Lonegan had supported the shutdown during his campaign to fill the Senate seat recently vacated by the late Frank Lautenberg. In the special election, Lonegan lost to the Democratic nominee, Newark Mayor Cory Booker, by a margin of 55% to 44%.
According to Lonegan, the former Republican mayor of Bogota, N.J., momentum was on his side prior to the October 1st shutdown. At that point, polling data showed him down by only 13%, as opposed to the 30% deficit he faced earlier on.

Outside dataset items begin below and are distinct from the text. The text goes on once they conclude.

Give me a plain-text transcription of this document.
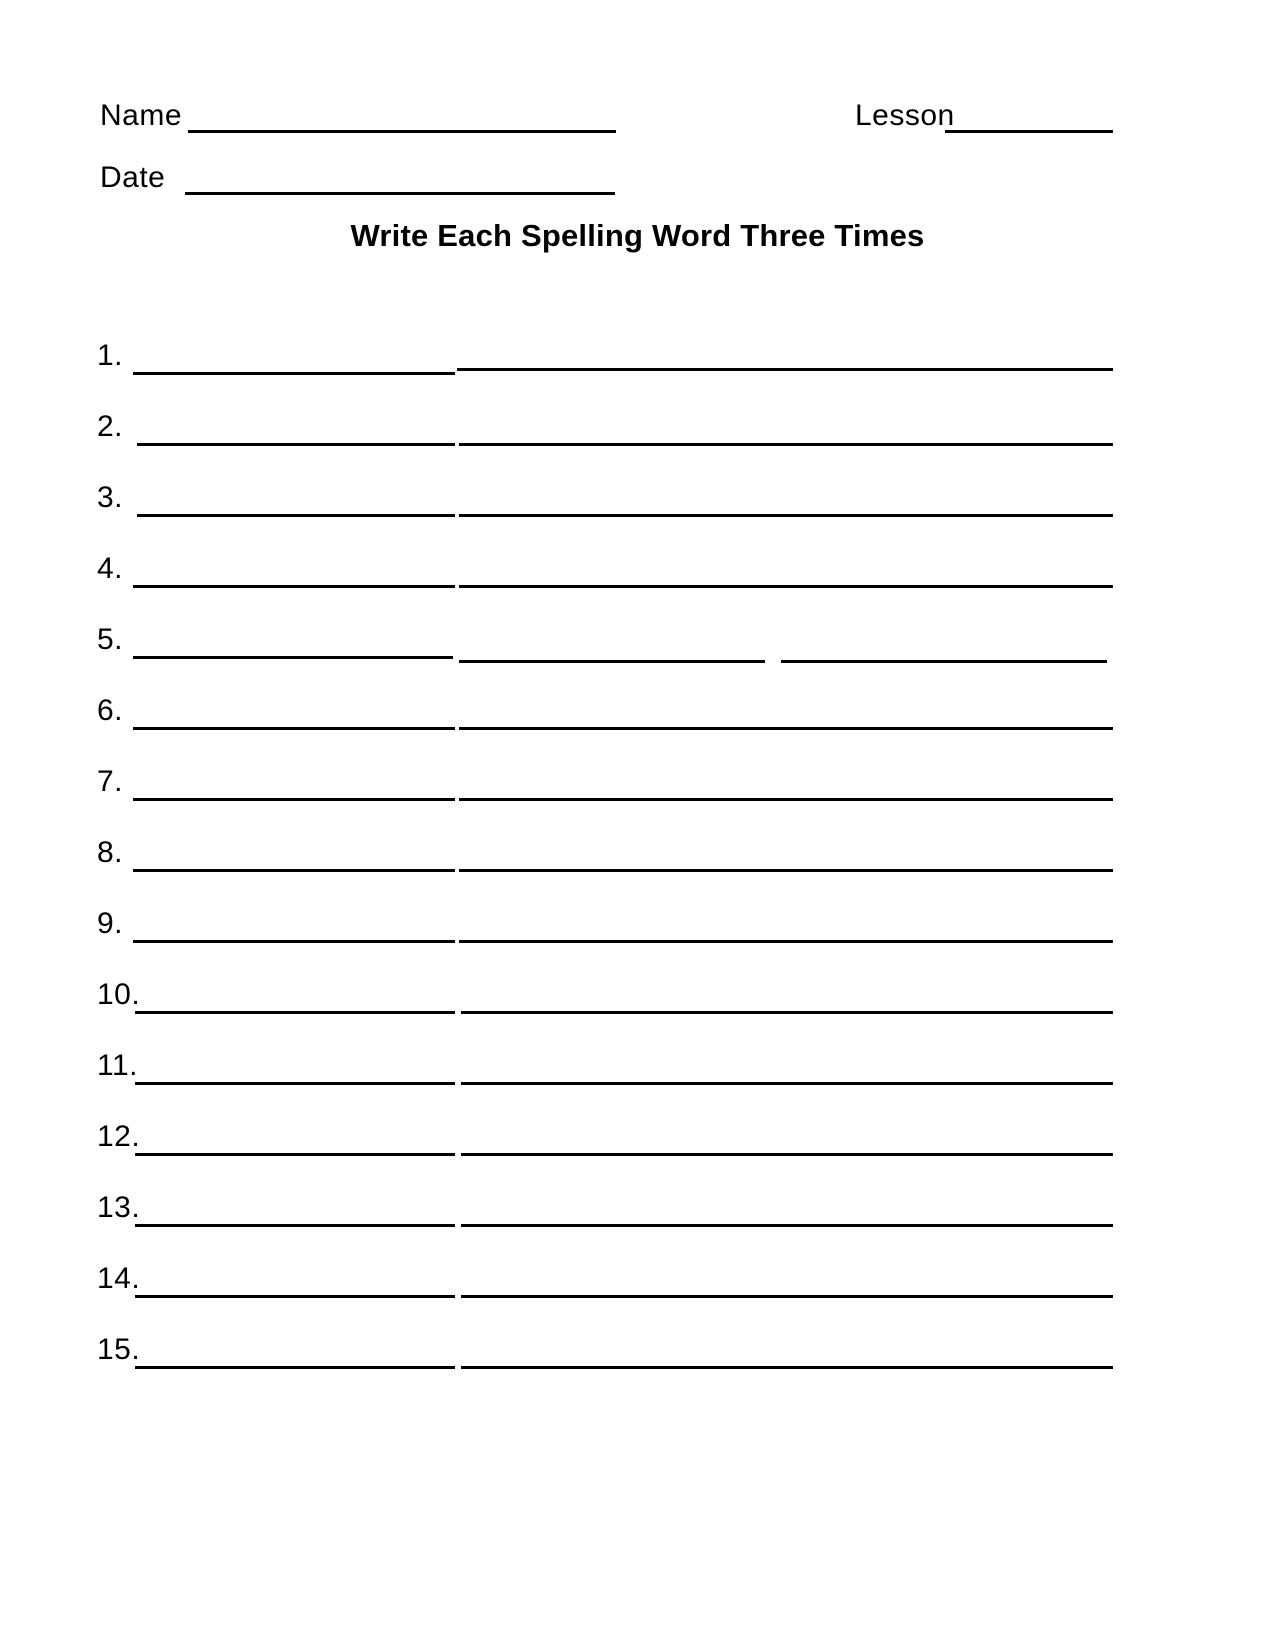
Name	Lesson
Date
Write Each Spelling Word Three Times
1.
2.
3.
4.
5.
6.
7.
8.
9.
10.
11.
12.
13.
14.
15.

In the interview, Lonegan contends that his strategy was to pull within 10% and then spend the final two weeks hammering Booker and the Democrats over Obamacare. But when the shutdown hit, Lonegan was forced to align himself with the tea party elements of the GOP that were being lambasted by both the mainstream press and powerful factions of the party itself.
“I had no choice,” he said. “You either have to attack your party or be a team player. I was a team player.”
The way his party handled the shutdown, he asserted, cost him any chance of pulling closer to Booker. “The Republicans in Washington fumbled it terribly and it became all about the shutdown and the debacle of Obamacare’s launch was lost,” he told NJ.com.